Chris was still leading worship at their church, because he felt spiritually accountable to the church and to his wife.  

“I felt afraid of what people would think if they knew the truth. I pushed God away because I didn’t want the accountability. I knew that what I was doing deep down was wrong, but I needed the accountability to go away.”

“It would get heated,” says Stephanie. “And it was never, ‘Hey, let’s look for a win-win together.’ It was always,there was always a win-lose.”

Four years after their wedding, Chris filed for divorce.

“I just sat her down and I said I don’t believe in God anymore and I don’t want to be married anymore,” says Chris.

“In that moment, my life as I knew it was completely ripped out from under me,” says Stephanie.

“Divorce meant freedom,” says Chris. “And divorce meant no more accountability.”

“I find so much security in being able to be in control of my situation,” says Stephanie. “And in those moments, that moment that it took him to say he didn’t want to be married anymore, it was forced violently out of my hands.”

A month later, Stephanie went on a women’s retreat with a group from her church.

“The theme was about finding joy in the trials.

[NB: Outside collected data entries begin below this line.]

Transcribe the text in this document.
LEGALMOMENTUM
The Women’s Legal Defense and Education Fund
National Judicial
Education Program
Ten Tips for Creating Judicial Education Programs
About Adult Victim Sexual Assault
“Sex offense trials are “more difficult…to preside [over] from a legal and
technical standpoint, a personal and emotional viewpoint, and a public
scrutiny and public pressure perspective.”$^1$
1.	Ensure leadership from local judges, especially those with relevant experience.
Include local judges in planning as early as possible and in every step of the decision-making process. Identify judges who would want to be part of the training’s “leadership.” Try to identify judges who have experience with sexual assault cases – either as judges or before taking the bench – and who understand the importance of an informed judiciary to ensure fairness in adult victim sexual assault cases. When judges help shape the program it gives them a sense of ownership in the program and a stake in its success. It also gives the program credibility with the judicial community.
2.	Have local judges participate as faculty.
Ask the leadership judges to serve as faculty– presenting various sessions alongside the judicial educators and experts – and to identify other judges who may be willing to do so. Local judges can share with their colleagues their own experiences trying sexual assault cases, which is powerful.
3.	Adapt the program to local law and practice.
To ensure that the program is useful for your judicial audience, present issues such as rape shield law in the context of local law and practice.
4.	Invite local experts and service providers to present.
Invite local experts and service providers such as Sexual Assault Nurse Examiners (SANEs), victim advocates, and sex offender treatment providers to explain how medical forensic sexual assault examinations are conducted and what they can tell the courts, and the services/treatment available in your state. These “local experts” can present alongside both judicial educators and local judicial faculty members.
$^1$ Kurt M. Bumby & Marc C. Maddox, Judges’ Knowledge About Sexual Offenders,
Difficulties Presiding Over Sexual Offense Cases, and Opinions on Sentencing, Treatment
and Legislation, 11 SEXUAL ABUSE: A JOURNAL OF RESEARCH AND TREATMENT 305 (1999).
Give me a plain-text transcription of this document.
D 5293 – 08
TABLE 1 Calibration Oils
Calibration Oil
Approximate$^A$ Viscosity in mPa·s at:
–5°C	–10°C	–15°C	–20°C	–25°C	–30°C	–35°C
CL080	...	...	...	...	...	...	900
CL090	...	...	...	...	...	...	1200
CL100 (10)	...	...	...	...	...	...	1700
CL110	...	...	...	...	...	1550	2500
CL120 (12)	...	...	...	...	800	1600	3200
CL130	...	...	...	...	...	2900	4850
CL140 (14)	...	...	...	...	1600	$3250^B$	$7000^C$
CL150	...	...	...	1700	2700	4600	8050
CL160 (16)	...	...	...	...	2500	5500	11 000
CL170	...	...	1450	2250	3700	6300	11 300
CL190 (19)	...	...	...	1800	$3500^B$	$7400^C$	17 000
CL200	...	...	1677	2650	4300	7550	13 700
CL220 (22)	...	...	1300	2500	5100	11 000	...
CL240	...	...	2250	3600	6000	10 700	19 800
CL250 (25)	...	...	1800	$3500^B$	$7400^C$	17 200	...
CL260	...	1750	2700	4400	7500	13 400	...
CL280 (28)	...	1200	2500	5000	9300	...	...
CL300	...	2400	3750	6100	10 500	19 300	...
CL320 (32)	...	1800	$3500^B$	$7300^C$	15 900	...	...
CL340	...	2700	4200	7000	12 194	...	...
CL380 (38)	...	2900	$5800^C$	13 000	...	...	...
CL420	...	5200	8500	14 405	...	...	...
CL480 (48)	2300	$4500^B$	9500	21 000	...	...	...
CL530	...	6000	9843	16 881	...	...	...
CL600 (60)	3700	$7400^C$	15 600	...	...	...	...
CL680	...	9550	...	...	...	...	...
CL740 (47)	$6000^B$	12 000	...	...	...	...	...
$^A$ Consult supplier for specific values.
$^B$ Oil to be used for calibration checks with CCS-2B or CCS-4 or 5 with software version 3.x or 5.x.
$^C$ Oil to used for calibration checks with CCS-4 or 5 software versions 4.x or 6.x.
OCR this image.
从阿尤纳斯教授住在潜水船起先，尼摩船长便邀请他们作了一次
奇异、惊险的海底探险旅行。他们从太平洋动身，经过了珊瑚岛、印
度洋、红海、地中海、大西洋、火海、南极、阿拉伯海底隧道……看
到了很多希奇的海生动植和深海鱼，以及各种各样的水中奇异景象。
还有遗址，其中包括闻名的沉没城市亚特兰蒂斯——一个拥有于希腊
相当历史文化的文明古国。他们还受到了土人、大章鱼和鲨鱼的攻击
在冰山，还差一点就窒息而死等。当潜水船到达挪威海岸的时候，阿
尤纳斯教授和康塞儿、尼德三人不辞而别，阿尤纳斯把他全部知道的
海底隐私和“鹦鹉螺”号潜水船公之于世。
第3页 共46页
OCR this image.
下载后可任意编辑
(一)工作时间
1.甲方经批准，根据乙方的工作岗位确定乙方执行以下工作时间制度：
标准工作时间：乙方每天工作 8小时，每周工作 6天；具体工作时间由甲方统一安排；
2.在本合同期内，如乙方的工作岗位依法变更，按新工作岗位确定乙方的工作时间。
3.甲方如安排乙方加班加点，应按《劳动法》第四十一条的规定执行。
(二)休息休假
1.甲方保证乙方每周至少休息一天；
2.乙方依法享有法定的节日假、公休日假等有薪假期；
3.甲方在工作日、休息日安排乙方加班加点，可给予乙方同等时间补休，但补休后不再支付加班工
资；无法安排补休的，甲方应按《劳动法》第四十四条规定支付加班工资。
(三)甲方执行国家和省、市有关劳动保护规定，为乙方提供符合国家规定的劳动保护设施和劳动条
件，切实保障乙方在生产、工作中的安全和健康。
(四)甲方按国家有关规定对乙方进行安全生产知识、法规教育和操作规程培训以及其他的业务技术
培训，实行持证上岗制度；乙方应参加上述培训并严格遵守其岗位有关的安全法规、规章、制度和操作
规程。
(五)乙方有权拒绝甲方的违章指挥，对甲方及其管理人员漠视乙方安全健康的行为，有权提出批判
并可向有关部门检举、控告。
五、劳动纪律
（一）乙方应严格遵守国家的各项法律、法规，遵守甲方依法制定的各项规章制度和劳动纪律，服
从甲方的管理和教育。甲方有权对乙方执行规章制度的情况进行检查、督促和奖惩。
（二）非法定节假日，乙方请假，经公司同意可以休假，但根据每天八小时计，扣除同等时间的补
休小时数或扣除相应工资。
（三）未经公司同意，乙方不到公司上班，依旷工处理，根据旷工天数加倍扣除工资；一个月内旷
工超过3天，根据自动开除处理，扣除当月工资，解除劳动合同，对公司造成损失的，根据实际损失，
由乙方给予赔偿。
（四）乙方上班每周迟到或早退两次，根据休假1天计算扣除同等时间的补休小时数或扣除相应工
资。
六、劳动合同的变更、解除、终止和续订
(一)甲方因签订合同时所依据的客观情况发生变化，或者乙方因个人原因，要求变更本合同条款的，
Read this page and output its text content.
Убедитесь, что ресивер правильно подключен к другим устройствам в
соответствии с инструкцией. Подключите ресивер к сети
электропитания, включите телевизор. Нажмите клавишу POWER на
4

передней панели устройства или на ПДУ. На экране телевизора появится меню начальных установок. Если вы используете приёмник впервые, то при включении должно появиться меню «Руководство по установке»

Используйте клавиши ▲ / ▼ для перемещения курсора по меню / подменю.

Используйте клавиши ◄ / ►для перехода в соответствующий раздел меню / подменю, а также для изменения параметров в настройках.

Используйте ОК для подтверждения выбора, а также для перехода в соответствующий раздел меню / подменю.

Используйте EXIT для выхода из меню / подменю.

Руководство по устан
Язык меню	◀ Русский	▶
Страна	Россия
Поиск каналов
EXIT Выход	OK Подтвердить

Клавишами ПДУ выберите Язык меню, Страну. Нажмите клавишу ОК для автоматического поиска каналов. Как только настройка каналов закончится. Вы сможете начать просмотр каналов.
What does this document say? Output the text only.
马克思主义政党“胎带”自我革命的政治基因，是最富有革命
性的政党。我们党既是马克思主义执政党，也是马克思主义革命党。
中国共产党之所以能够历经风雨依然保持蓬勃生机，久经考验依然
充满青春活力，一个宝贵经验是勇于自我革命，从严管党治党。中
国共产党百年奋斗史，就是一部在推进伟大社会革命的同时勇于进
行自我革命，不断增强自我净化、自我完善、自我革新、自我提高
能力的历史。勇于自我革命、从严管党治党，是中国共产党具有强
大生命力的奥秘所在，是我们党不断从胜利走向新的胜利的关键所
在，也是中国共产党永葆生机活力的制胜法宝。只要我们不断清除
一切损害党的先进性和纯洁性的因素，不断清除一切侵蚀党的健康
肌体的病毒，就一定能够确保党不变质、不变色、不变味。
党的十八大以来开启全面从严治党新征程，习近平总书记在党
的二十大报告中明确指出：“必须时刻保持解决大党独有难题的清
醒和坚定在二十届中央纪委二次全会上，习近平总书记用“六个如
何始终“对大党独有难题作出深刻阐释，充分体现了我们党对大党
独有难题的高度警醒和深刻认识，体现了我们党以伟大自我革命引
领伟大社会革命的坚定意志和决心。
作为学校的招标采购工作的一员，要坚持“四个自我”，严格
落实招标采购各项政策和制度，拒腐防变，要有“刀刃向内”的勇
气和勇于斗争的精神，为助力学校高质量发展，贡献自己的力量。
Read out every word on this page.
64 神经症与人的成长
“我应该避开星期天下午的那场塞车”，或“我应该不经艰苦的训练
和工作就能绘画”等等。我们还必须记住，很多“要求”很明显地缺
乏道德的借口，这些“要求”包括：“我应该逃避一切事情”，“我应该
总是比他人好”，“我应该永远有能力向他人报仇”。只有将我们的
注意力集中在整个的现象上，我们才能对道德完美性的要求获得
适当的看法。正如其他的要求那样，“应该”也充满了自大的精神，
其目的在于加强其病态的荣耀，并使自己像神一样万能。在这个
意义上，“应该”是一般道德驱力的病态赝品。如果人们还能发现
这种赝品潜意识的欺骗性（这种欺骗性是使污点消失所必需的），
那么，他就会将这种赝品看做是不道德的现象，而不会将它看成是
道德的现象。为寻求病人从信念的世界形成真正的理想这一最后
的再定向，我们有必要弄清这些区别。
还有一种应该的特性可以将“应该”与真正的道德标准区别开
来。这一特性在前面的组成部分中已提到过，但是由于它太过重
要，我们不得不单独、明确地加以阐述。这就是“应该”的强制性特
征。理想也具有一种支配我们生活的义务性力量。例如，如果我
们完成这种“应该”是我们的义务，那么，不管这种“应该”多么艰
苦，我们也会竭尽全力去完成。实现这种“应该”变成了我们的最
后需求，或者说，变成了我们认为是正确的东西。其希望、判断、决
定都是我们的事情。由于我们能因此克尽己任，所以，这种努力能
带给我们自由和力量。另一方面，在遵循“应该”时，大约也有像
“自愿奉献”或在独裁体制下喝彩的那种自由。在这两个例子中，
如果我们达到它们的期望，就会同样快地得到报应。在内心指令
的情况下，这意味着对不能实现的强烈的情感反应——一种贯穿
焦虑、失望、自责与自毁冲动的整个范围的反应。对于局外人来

And so I was such a sponge for all the messages that weekend. All these Biblical passages of ways that God is close to the brokenhearted. And man, that was such a breath of fresh air for me. I was able to see and read and believe the truth that it was worth it. That God was doing something, that He was still there, even though I’m in the midst of the most painful period of my life.”

Meanwhile, Stephanie, her friends, her church, and Chris’s mother were all praying for him - as he explored his newfound ‘freedom’.”

“My prayers were obviously for restoration of marriage,” says Stephanie. “But even more so, his faith was in question. And that’s huge. Even if our relationship was never restored again, I wanted him to come back to the Lord.”

“I’d built walls up around my own life and created this wall of sin and it all just caved in,” says Chris.

Stephanie began to realize her own need for change.

“God showed me the sin. It may not have been as outward as Chris’s, but I had sin that was just as ugly in my heart that I brought into our marriage. It was that pride. It was the self-righteousness. I think the need to control my life, his life - these things that are just as sinful and ugly.”

“My rock bottom was finally God, I feel like, pulling blinders off of me to wake up in the morning and not see a brave man who left it all.” says Chris, “But He showed me a terrified, selfish, scared boy. But God didn’t find me through intellectual arguments. He found me through my heart. When I was at the end of myself, I began talking to God and praying to Him again.”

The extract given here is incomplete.